Summer 2008 - Bethesda

Jennifer Holland - Wellesley College - '11

Daniel Van Oudenaren - Davidson College - '08

Hart W. Wood - Mary Washington University - '10

Montana M. Stevenson - The Echols Scholars Program at the University of Virginia - '10

Victoria Stevenson - Walt Whitman High-School - '09

 


Summer 2008 - Buyobo

Summer 2008 - BubblesHart Wood, a junior at Mary Washington College in Virginia, traveled to Buyobo in July 2008 to help with WMI's third and fourth loan issue. It was the first time WMI had gone from issuing 20 loans at a time to issuing 40 loans at a time. His visit was appreciated by all the children of the village, who followed him everywhere, especially once they found out he always traveled with little jars of bubbles. Hart's assistance was invaluable as the bank wire transmitting the funds for the loan issue was erroneously posted to the wrong account and he spent endless days backtracking through the electronic wiring system to locate the problem and resolve the issue. Once back at college, Hart wrote to us at WMI to reflect on his time in Buyobo,

"My time working for WMI in Uganda was one of the most valuable experiences of my life. It was a great opportunity to be able to do actual microfinance field work, which was made even better by allowing me to start my economic development career with an MFI who was just getting settled themselves. In Uganda, I met some incredible people and got to work in a culture vastly different from ours. There were a fair share of challenges, but we overcame them all and I ended up with a great number of lessons that I've since taken on to all of my other development work. Thanks to WMI for my first real experience in economic development work - I can't wait until I get to go back to Buyobo!"

 


January 2008 - Buyobo

January 2008 - BuyoboMontana Stevenson, a sophomore at the University of Virginia, accompanied by WMI President, Robyn Nietert (her mom) and Board Member June Kyakobye, traveled to Buyobo in January 2008, as WMI's first intern. She assisted in the development of the microloan program format and in all aspects of the loan program launch. While in Buyobo, she was in charge of all document organization and worked in a team with a translator to interview prospective borrowers and help them write simple business plans. She vetted business ideas to raise chickens, market bugoyas (a native fruit) and open small shops, and then helped borrowers complete all of the loan program documentation. After the loans were issued, Montana assisted with the 2 days of training in marketing, business operations, and management concepts. Although many of the women had operated micro-businesses before, no one had ever explained the benefits of record keeping and she tutored borrowers one-on-one in book keeping basics. The actual logistics of the funds distribution for the first loans were very challenging - Montana organized the loan issue and accounting system.
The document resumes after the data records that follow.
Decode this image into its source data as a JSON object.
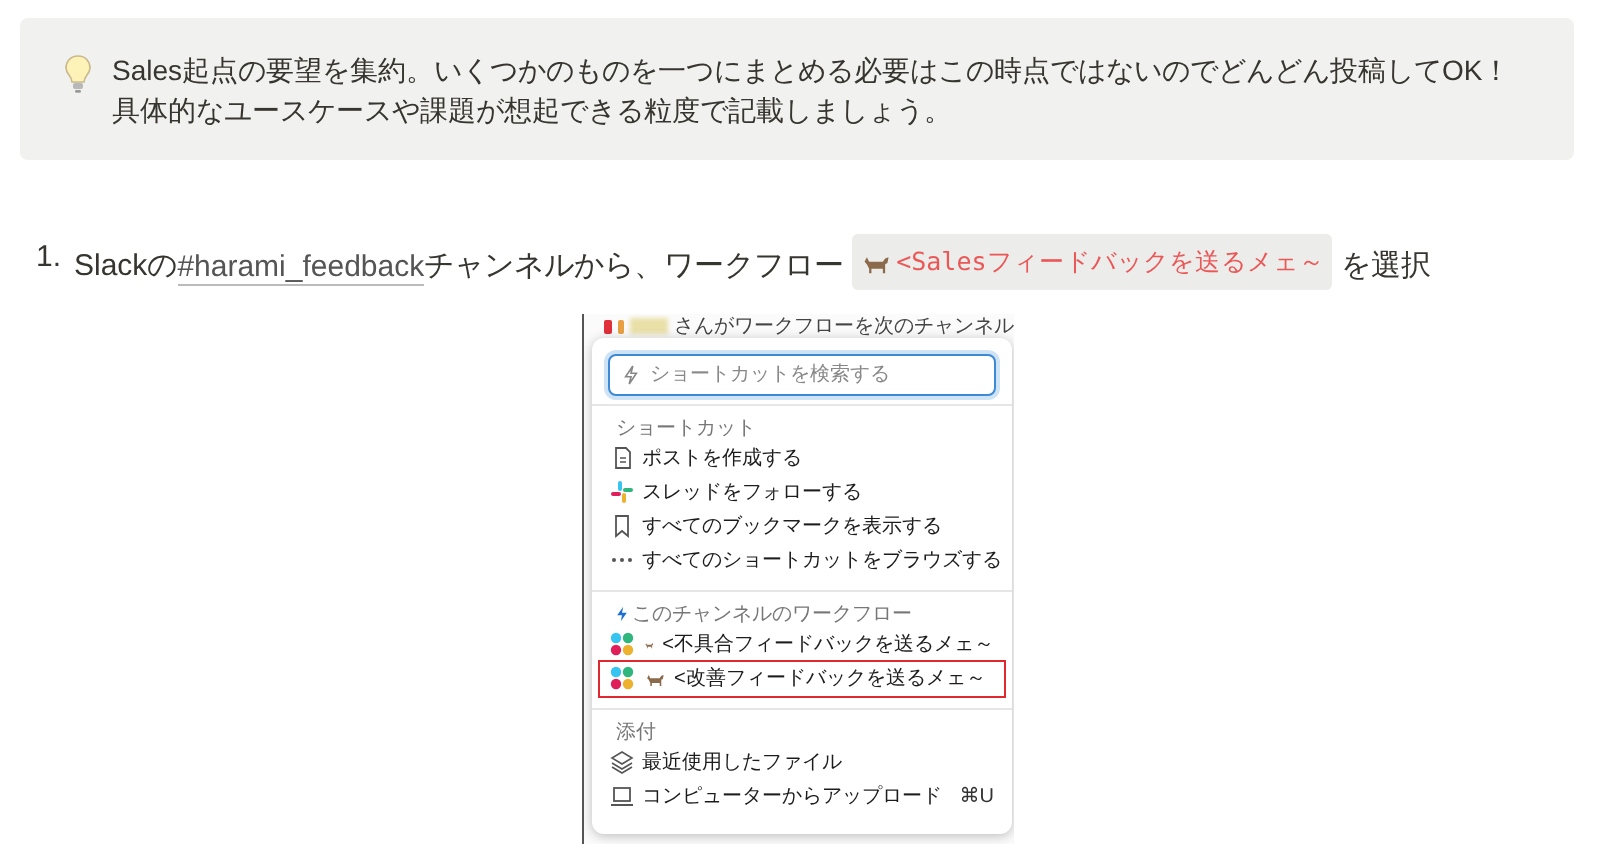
{
  "callout": {
    "lines": [
      "Sales起点の要望を集約。いくつかのものを一つにまとめる必要はこの時点ではないのでどんどん投稿してOK！",
      "具体的なユースケースや課題が想起できる粒度で記載しましょう。"
    ]
  },
  "steps": [
    {
      "number": "1.",
      "before": "Slackの",
      "link": "#harami_feedback",
      "middle": "チャンネルから、ワークフロー",
      "code": "<Salesフィードバックを送るメェ～",
      "after": "を選択"
    }
  ],
  "screenshot": {
    "background_text": "さんがワークフローを次のチャンネル",
    "search": {
      "placeholder": "ショートカットを検索する"
    },
    "sections": [
      {
        "kind": "shortcuts",
        "header": "ショートカット",
        "items": [
          {
            "kind": "document",
            "label": "ポストを作成する",
            "highlighted": false
          },
          {
            "kind": "thread",
            "label": "スレッドをフォローする",
            "highlighted": false
          },
          {
            "kind": "bookmark",
            "label": "すべてのブックマークを表示する",
            "highlighted": false
          },
          {
            "kind": "more",
            "label": "すべてのショートカットをブラウズする",
            "highlighted": false
          }
        ]
      },
      {
        "kind": "workflows",
        "header": "このチャンネルのワークフロー",
        "items": [
          {
            "kind": "workflow",
            "label": "<不具合フィードバックを送るメェ～",
            "highlighted": false
          },
          {
            "kind": "workflow",
            "label": "<改善フィードバックを送るメェ～",
            "highlighted": true
          }
        ]
      },
      {
        "kind": "attachments",
        "header": "添付",
        "items": [
          {
            "kind": "files",
            "label": "最近使用したファイル",
            "highlighted": false
          },
          {
            "kind": "upload",
            "label": "コンピューターからアップロード",
            "shortcut": "⌘U",
            "highlighted": false
          }
        ]
      }
    ]
  }
}
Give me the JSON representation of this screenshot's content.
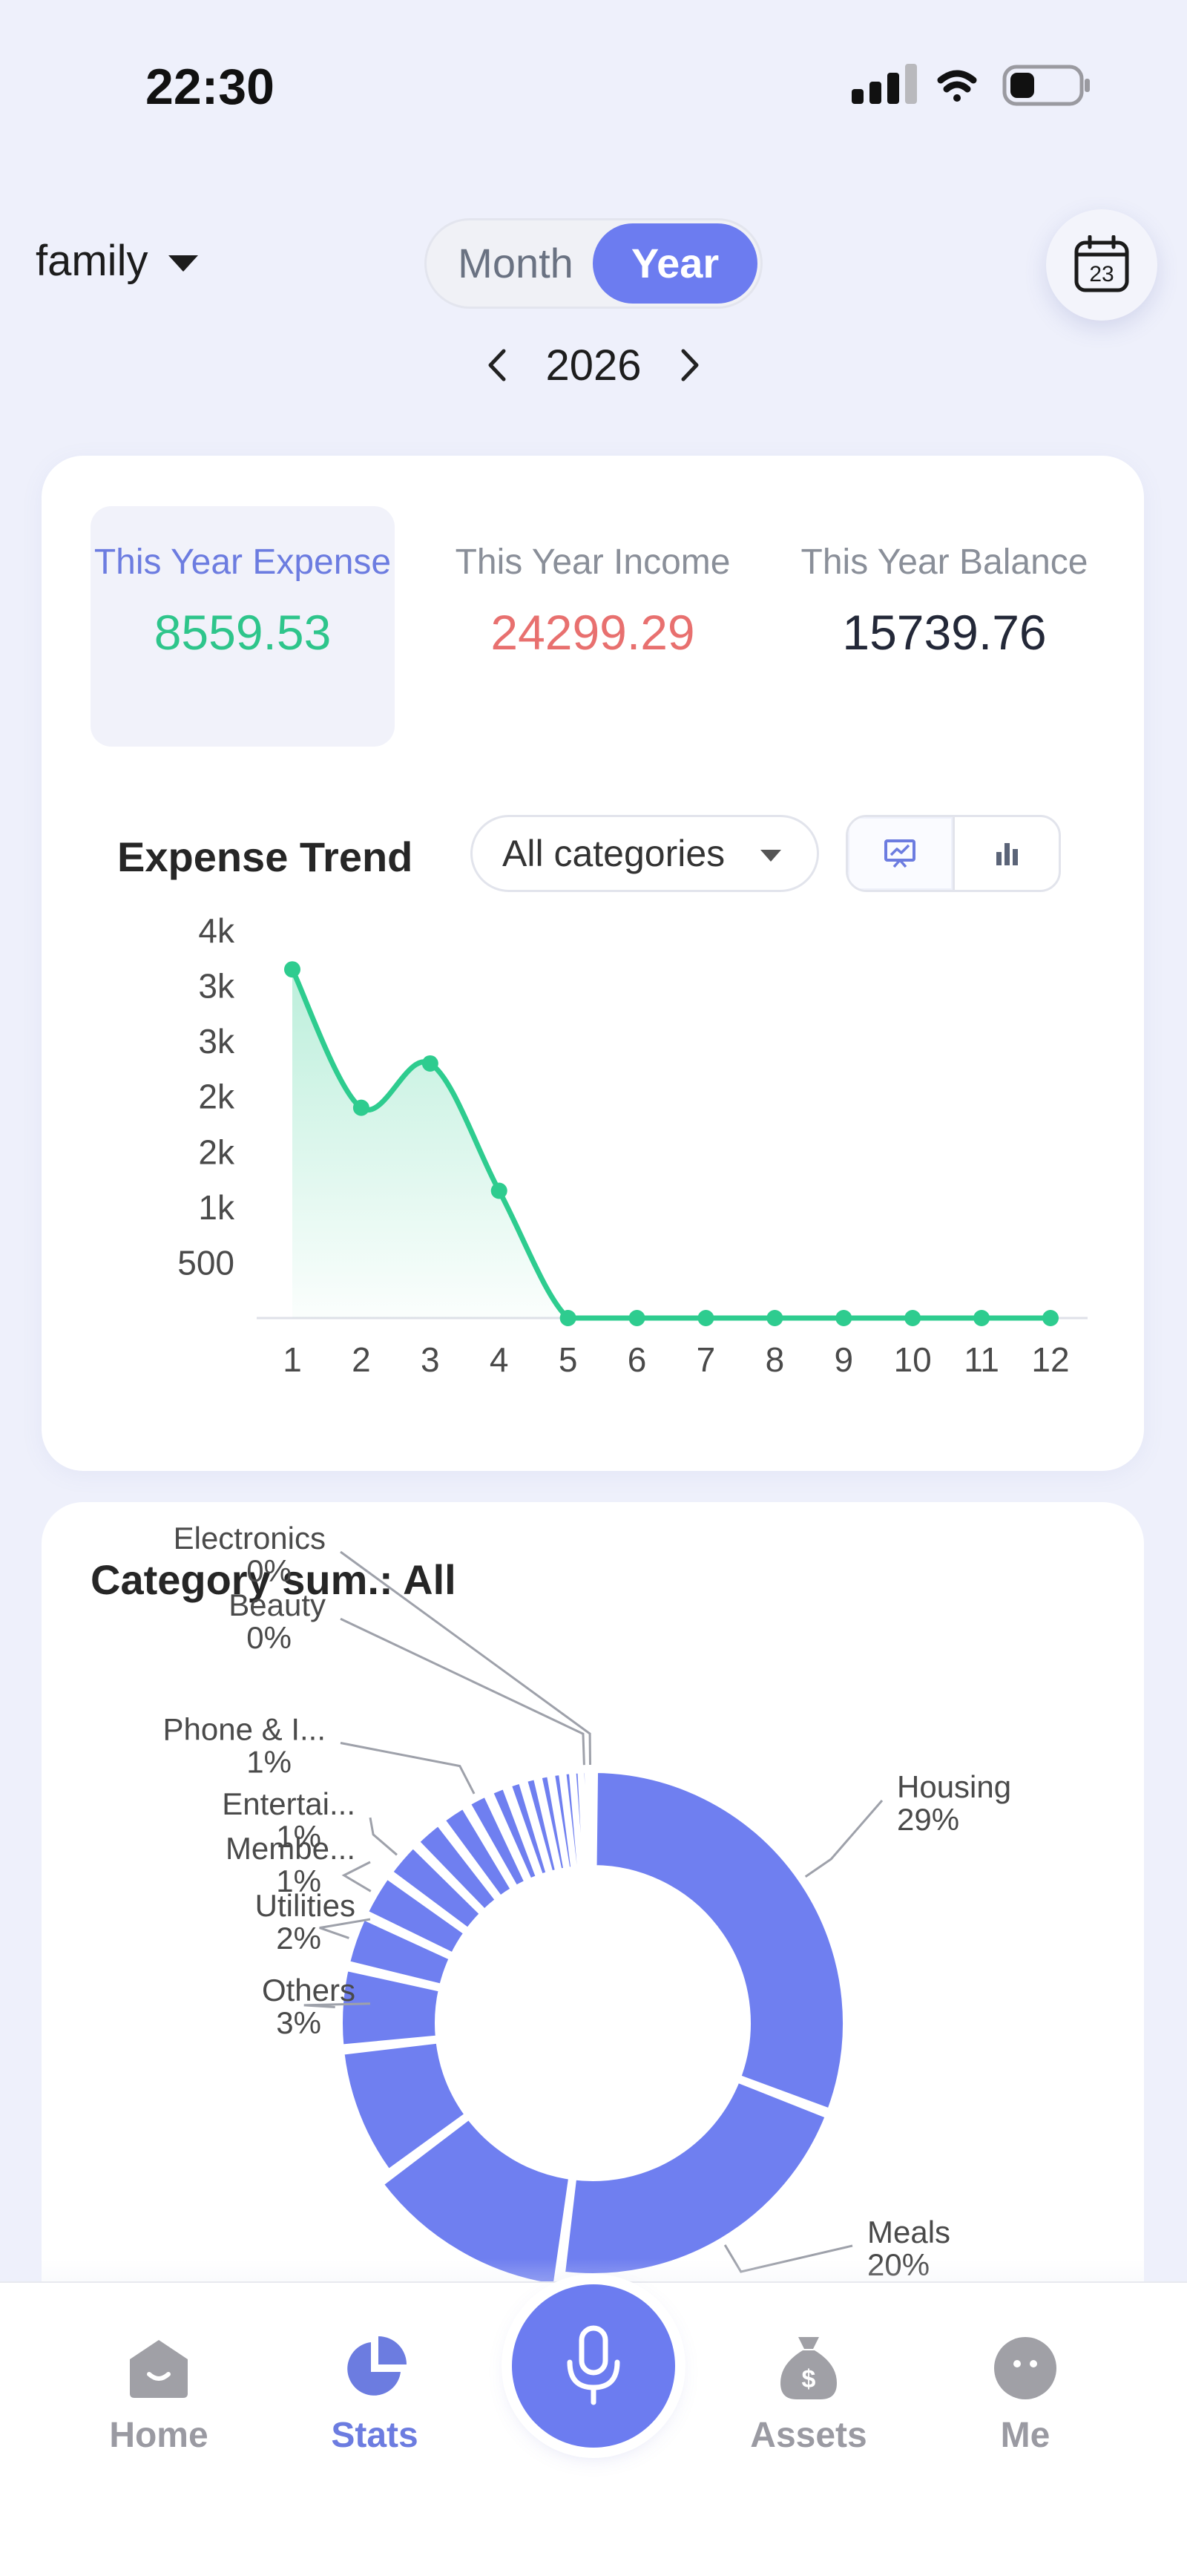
{
  "status_bar": {
    "time": "22:30"
  },
  "header": {
    "ledger_name": "family",
    "segment": {
      "month_label": "Month",
      "year_label": "Year",
      "selected": "Year"
    },
    "calendar_day": "23",
    "year": "2026"
  },
  "summary": {
    "expense": {
      "label": "This Year Expense",
      "value": "8559.53"
    },
    "income": {
      "label": "This Year Income",
      "value": "24299.29"
    },
    "balance": {
      "label": "This Year Balance",
      "value": "15739.76"
    }
  },
  "trend": {
    "title": "Expense Trend",
    "category_filter": "All categories",
    "chart_modes": [
      "line",
      "bar"
    ],
    "selected_mode": "line"
  },
  "chart_data": [
    {
      "type": "area",
      "title": "Expense Trend",
      "x": [
        1,
        2,
        3,
        4,
        5,
        6,
        7,
        8,
        9,
        10,
        11,
        12
      ],
      "series": [
        {
          "values": [
            3150,
            1900,
            2300,
            1150,
            0,
            0,
            0,
            0,
            0,
            0,
            0,
            0
          ]
        }
      ],
      "y_tick_labels": [
        "500",
        "1k",
        "2k",
        "2k",
        "3k",
        "3k",
        "4k"
      ],
      "ylim": [
        0,
        3500
      ],
      "color": "#2ecc8f",
      "grid": false
    },
    {
      "type": "pie",
      "title": "Category sum.: All",
      "donut": true,
      "slices": [
        {
          "label": "Housing",
          "pct_label": "29%",
          "value": 29
        },
        {
          "label": "Meals",
          "pct_label": "20%",
          "value": 20
        },
        {
          "label": "",
          "pct_label": "",
          "value": 12
        },
        {
          "label": "",
          "pct_label": "",
          "value": 8
        },
        {
          "label": "Others",
          "pct_label": "3%",
          "value": 5
        },
        {
          "label": "Utilities",
          "pct_label": "2%",
          "value": 3.2
        },
        {
          "label": "Membe...",
          "pct_label": "1%",
          "value": 2.8
        },
        {
          "label": "Entertai...",
          "pct_label": "1%",
          "value": 2.4
        },
        {
          "label": "",
          "pct_label": "",
          "value": 2
        },
        {
          "label": "",
          "pct_label": "",
          "value": 1.8
        },
        {
          "label": "Phone & I...",
          "pct_label": "1%",
          "value": 1.5
        },
        {
          "label": "",
          "pct_label": "",
          "value": 1.2
        },
        {
          "label": "",
          "pct_label": "",
          "value": 1
        },
        {
          "label": "",
          "pct_label": "",
          "value": 0.9
        },
        {
          "label": "",
          "pct_label": "",
          "value": 0.8
        },
        {
          "label": "",
          "pct_label": "",
          "value": 0.7
        },
        {
          "label": "",
          "pct_label": "",
          "value": 0.6
        },
        {
          "label": "",
          "pct_label": "",
          "value": 0.5
        },
        {
          "label": "Beauty",
          "pct_label": "0%",
          "value": 0.4
        },
        {
          "label": "Electronics",
          "pct_label": "0%",
          "value": 0.3
        }
      ],
      "color": "#6f7ff0"
    }
  ],
  "category_section": {
    "title": "Category sum.: All"
  },
  "tabbar": {
    "home": "Home",
    "stats": "Stats",
    "assets": "Assets",
    "me": "Me",
    "selected": "Stats"
  },
  "colors": {
    "accent": "#6c7cf0",
    "expense": "#2ec58b",
    "income": "#e8706f",
    "background": "#eef0fb"
  }
}
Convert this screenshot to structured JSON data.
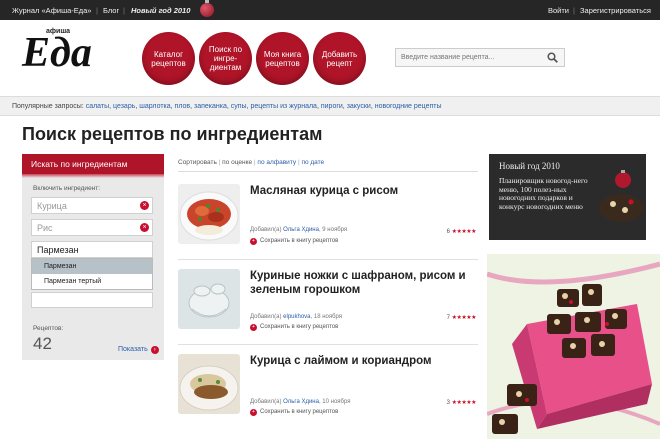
{
  "topbar": {
    "journal": "Журнал «Афиша-Еда»",
    "blog": "Блог",
    "new_year": "Новый год 2010",
    "login": "Войти",
    "register": "Зарегистрироваться",
    "separator": "|"
  },
  "logo": {
    "small": "афиша",
    "main": "Еда"
  },
  "nav": [
    {
      "label": "Каталог рецептов"
    },
    {
      "label": "Поиск по ингре-диентам"
    },
    {
      "label": "Моя книга рецептов"
    },
    {
      "label": "Добавить рецепт"
    }
  ],
  "search": {
    "placeholder": "Введите название рецепта..."
  },
  "popular": {
    "label": "Популярные запросы:",
    "links": [
      "салаты",
      "цезарь",
      "шарлотка",
      "плов",
      "запеканка",
      "супы",
      "рецепты из журнала",
      "пироги",
      "закуски",
      "новогодние рецепты"
    ]
  },
  "page_title": "Поиск рецептов по ингредиентам",
  "panel": {
    "header": "Искать по ингредиентам",
    "include_label": "Включить ингредиент:",
    "ingredients": [
      "Курица",
      "Рис",
      "Пармезан"
    ],
    "suggestions": [
      "Пармезан",
      "Пармезан тертый"
    ],
    "count_label": "Рецептов:",
    "count": "42",
    "show": "Показать"
  },
  "sort": {
    "label": "Сортировать",
    "by_rating": "по оценке",
    "by_alpha": "по алфавиту",
    "by_date": "по дате"
  },
  "recipes": [
    {
      "title": "Масляная курица с рисом",
      "added_by": "Добавил(а)",
      "author": "Ольга Хдина",
      "date": "9 ноября",
      "save": "Сохранить в книгу рецептов",
      "rating": "6",
      "stars": "★★★★★"
    },
    {
      "title": "Куриные ножки с шафраном, рисом и зеленым горошком",
      "added_by": "Добавил(а)",
      "author": "elpukhova",
      "date": "18 ноября",
      "save": "Сохранить в книгу рецептов",
      "rating": "7",
      "stars": "★★★★★"
    },
    {
      "title": "Курица с лаймом и кориандром",
      "added_by": "Добавил(а)",
      "author": "Ольга Хдина",
      "date": "10 ноября",
      "save": "Сохранить в книгу рецептов",
      "rating": "3",
      "stars": "★★★★★"
    }
  ],
  "promo": {
    "title": "Новый год 2010",
    "text": "Планировщик новогод-него меню, 100 полез-ных новогодних подарков и конкурс новогодних меню"
  },
  "colors": {
    "brand_red": "#b01428",
    "topbar": "#262626",
    "link_blue": "#2b5ea8"
  }
}
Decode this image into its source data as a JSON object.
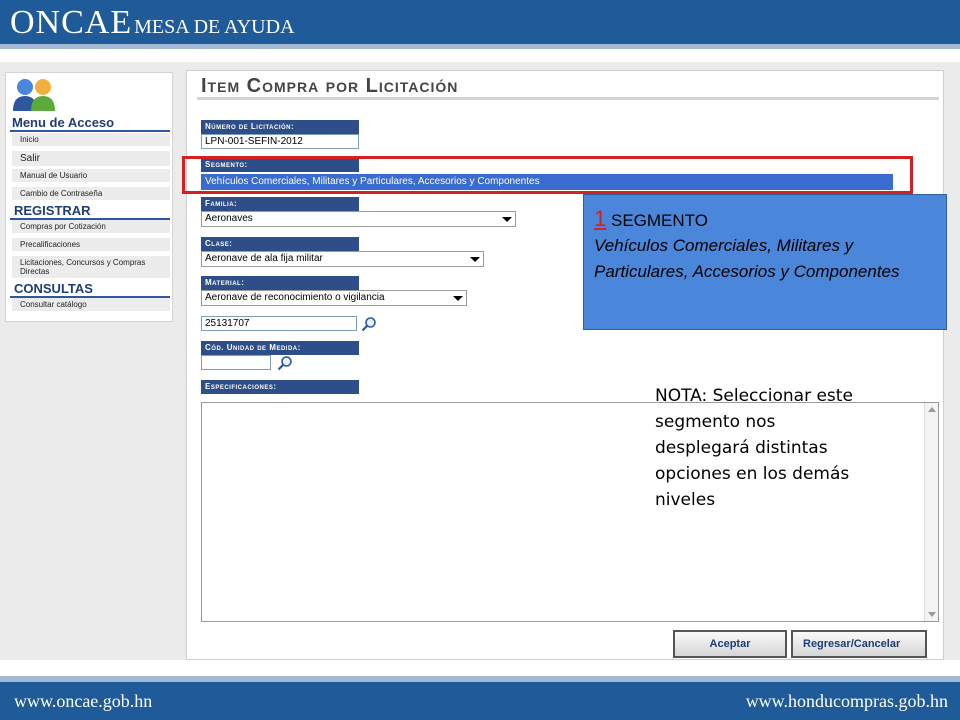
{
  "brand": {
    "main": "ONCAE",
    "sub": "MESA DE AYUDA"
  },
  "footer": {
    "left_url": "www.oncae.gob.hn",
    "right_url": "www.honducompras.gob.hn"
  },
  "sidebar": {
    "menu_title": "Menu de Acceso",
    "items_top": [
      "Inicio",
      "Salir",
      "Manual de Usuario",
      "Cambio de Contraseña"
    ],
    "section_registrar": "REGISTRAR",
    "items_registrar": [
      "Compras por Cotización",
      "Precalificaciones",
      "Licitaciones, Concursos y Compras Directas"
    ],
    "section_consultas": "CONSULTAS",
    "items_consultas": [
      "Consultar catálogo"
    ]
  },
  "page": {
    "title": "Item Compra por Licitación",
    "numero_label": "Número de Licitación:",
    "numero_value": "LPN-001-SEFIN-2012",
    "segmento_label": "Segmento:",
    "segmento_value": "Vehículos Comerciales, Militares y Particulares, Accesorios y Componentes",
    "familia_label": "Familia:",
    "familia_value": "Aeronaves",
    "clase_label": "Clase:",
    "clase_value": "Aeronave de ala fija militar",
    "material_label": "Material:",
    "material_value": "Aeronave de reconocimiento o vigilancia",
    "material_code": "25131707",
    "unidad_label": "Cód. Unidad de Medida:",
    "unidad_value": "",
    "especificaciones_label": "Especificaciones:",
    "accept_label": "Aceptar",
    "back_label": "Regresar/Cancelar"
  },
  "callout": {
    "number": "1",
    "heading": "SEGMENTO",
    "body": "Vehículos Comerciales, Militares y Particulares, Accesorios y Componentes"
  },
  "nota": "NOTA: Seleccionar este segmento nos desplegará distintas opciones en los demás niveles",
  "colors": {
    "header_blue": "#1f5a99",
    "label_blue": "#2e4e8a",
    "callout_blue": "#4a86da",
    "highlight_red": "#d42020"
  }
}
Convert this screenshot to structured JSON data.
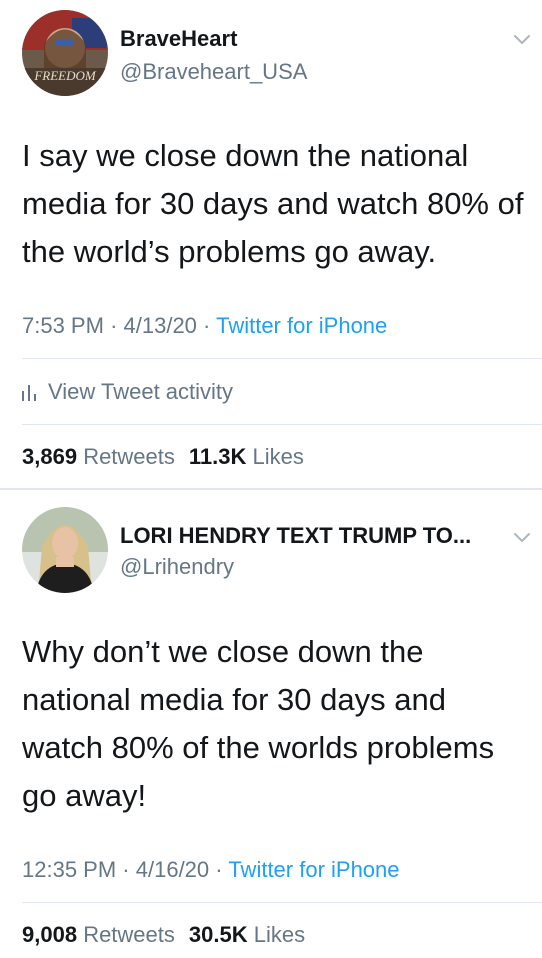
{
  "tweets": [
    {
      "display_name": "BraveHeart",
      "handle": "@Braveheart_USA",
      "avatar_caption": "FREEDOM",
      "text": "I say we close down the national media for 30 days and watch 80% of the world’s problems go away.",
      "time": "7:53 PM",
      "date": "4/13/20",
      "separator": "·",
      "source": "Twitter for iPhone",
      "activity_label": "View Tweet activity",
      "retweets_count": "3,869",
      "retweets_label": "Retweets",
      "likes_count": "11.3K",
      "likes_label": "Likes"
    },
    {
      "display_name": "LORI HENDRY TEXT TRUMP TO...",
      "handle": "@Lrihendry",
      "text": "Why don’t we close down the national media for 30 days and watch 80% of the worlds problems go away!",
      "time": "12:35 PM",
      "date": "4/16/20",
      "separator": "·",
      "source": "Twitter for iPhone",
      "retweets_count": "9,008",
      "retweets_label": "Retweets",
      "likes_count": "30.5K",
      "likes_label": "Likes"
    }
  ],
  "icons": {
    "menu": "chevron-down-icon",
    "activity": "bar-chart-icon"
  },
  "colors": {
    "link": "#1da1f2",
    "secondary_text": "#657786",
    "primary_text": "#14171a",
    "divider": "#e1e8ed"
  }
}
As part of the team of the first WMI representatives to visit Buyobo, Montana acted as an ambassador for the loan program. She interviewed community leaders, spent time with the village children, met with bank officials and photographed and videotaped the program launch. After a week in the village, the ladies of Buyobo grew very fond of WMI's first intern and prayed for her return sometime in the future.